En 2019, plus de 80% des européens disposent d’une connexion internet et le nombre d’objets connectés ne fait qu’augmenter. Au regard de cet essor de l’utilisation d’internet, l’activité des cybercriminels gagne en puissance et en complexité. Parmi l’ensemble des cybermenaces, cinq se démarquent : le maliciel, les attaques provenant du web, les attaques des applications par injection SQL, l’hameçonnage et les attaques DDoS[1].

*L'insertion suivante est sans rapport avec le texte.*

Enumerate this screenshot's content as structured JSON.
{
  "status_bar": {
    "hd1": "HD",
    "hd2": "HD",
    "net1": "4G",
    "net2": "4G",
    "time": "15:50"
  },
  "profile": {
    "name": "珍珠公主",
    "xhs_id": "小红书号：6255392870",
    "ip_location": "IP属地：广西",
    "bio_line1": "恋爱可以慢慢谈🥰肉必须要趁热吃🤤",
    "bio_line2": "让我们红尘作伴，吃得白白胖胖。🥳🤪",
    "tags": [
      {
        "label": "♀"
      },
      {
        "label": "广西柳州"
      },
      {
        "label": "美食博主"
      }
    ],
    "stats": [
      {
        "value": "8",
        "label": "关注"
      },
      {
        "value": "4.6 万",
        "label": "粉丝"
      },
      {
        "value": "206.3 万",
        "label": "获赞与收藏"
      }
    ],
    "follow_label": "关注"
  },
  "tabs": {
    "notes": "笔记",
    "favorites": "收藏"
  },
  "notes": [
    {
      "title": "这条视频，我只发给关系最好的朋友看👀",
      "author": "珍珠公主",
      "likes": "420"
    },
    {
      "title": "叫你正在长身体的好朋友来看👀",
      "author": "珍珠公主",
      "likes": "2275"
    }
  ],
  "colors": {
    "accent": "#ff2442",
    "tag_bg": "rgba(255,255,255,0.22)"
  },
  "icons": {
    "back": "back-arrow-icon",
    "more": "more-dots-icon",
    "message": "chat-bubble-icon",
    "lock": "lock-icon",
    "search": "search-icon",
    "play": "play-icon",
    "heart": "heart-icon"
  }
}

C’est dans l’objectif de lutter avec plus d’efficacité contre ces cybermenaces que les députés européens ont adopté ce projet de règlement sur la cybersécurité, par 586 voix pour, 44 contre et 36 abstentions. Deux points essentiels sont à retenir.

 

Un renforcement des pouvoirs de l’Agence de l’Union Européenne pour la cybersécurité (ENISA)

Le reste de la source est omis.